Einst hatte der Stadthalter von Myra Bestechungsgelder angenommen und befohlen, drei Bürger der Stadt durch das Schwert töten zu lassen. Bischof Nikolaus wurde von einer Reise eilig zurückgerufen, um den ungerecht Verurteilten zu helfen. Doch diese waren bereits auf dem Weg zur Hinrichtungsstätte. Schnell lief der Bischof hin. Der Scharfrichter hielt sein Schwert schon in der Hand. Nikolaus sprang zu ihm hinauf, entriss ihm das Schwert und schleuderte es weit fort.

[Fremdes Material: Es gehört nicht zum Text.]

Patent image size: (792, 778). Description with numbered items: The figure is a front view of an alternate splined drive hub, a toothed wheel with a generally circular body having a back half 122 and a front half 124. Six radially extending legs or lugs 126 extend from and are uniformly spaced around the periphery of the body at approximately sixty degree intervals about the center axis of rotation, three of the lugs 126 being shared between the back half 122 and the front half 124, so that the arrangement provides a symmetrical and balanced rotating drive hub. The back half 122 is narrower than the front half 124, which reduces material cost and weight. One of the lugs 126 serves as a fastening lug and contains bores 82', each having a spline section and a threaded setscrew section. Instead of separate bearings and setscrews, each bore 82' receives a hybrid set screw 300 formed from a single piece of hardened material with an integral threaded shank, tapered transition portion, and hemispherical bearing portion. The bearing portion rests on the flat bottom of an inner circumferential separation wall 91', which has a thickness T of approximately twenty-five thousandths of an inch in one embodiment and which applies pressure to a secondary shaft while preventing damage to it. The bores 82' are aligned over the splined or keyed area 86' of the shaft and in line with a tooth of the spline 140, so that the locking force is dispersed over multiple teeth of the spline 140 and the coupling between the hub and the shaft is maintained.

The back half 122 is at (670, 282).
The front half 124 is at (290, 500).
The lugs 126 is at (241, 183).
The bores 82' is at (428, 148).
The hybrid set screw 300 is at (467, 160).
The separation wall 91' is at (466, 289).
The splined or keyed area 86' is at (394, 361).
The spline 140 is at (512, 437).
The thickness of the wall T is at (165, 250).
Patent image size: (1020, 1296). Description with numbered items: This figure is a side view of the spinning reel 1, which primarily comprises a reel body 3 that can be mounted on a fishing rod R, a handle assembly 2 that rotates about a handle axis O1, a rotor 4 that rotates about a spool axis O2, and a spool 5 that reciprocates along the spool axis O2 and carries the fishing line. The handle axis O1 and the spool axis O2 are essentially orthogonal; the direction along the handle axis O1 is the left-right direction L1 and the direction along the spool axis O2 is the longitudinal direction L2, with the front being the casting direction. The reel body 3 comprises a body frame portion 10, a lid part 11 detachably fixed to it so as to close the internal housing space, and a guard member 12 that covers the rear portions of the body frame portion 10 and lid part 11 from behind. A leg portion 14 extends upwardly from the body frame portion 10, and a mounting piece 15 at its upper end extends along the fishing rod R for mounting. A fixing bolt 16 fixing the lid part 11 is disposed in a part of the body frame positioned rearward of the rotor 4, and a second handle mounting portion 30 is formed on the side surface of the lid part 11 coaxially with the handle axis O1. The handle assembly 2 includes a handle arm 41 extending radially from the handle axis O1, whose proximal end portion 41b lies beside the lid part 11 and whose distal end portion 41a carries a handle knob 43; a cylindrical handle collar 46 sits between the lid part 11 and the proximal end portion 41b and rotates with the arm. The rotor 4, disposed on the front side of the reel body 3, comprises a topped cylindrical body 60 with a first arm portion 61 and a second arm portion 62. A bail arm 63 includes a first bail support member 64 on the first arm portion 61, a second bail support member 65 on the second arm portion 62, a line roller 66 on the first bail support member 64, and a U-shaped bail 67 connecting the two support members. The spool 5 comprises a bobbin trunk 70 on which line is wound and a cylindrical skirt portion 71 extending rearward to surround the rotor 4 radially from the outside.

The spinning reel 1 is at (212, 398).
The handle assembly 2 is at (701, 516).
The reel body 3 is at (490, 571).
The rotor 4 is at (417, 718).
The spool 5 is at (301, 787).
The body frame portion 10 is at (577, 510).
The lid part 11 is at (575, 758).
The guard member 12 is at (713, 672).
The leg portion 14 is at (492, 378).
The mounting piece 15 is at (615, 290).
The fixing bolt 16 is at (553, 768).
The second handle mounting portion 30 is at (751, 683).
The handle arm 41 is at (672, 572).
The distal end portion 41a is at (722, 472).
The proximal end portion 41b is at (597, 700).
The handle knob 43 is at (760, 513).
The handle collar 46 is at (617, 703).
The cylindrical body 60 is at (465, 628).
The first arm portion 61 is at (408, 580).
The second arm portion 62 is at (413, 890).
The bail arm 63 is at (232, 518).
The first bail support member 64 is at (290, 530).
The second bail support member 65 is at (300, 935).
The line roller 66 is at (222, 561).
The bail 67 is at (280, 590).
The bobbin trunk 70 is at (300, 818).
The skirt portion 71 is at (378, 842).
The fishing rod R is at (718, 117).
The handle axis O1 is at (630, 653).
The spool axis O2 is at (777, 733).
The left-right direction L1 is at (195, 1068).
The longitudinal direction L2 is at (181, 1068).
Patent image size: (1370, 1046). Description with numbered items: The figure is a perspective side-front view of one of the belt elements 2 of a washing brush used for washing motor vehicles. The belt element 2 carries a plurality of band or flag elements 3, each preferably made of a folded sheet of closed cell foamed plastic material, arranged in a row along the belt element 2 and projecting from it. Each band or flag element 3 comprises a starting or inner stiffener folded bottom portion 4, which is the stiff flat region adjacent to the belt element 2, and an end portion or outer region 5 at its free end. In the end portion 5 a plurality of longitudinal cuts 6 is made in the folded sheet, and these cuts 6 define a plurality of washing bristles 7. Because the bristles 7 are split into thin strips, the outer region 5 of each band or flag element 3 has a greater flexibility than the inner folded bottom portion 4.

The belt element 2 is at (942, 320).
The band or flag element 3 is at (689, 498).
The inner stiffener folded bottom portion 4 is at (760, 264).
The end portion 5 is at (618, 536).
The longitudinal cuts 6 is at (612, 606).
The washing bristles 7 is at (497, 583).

Er befreite die Gefangenen und brachte sie in die Stadt zurück.

Ich bin bereit, an Stelle der Unschuldigen zu sterben, rief er. Keiner wagte es, ihm entgegen zu treten.

Nun eilte der Bischof zum Stadthalter und pochte an dessen Tor. Dieser kam heraus und begrüßte ihn mit einem Kniefall. Doch Nikolaus sagte wütend: „Obwohl du Unschuldige töten lässt, kommst du mir unter die Augen! Ich werde deine Verbrechen dem Kaiser melden!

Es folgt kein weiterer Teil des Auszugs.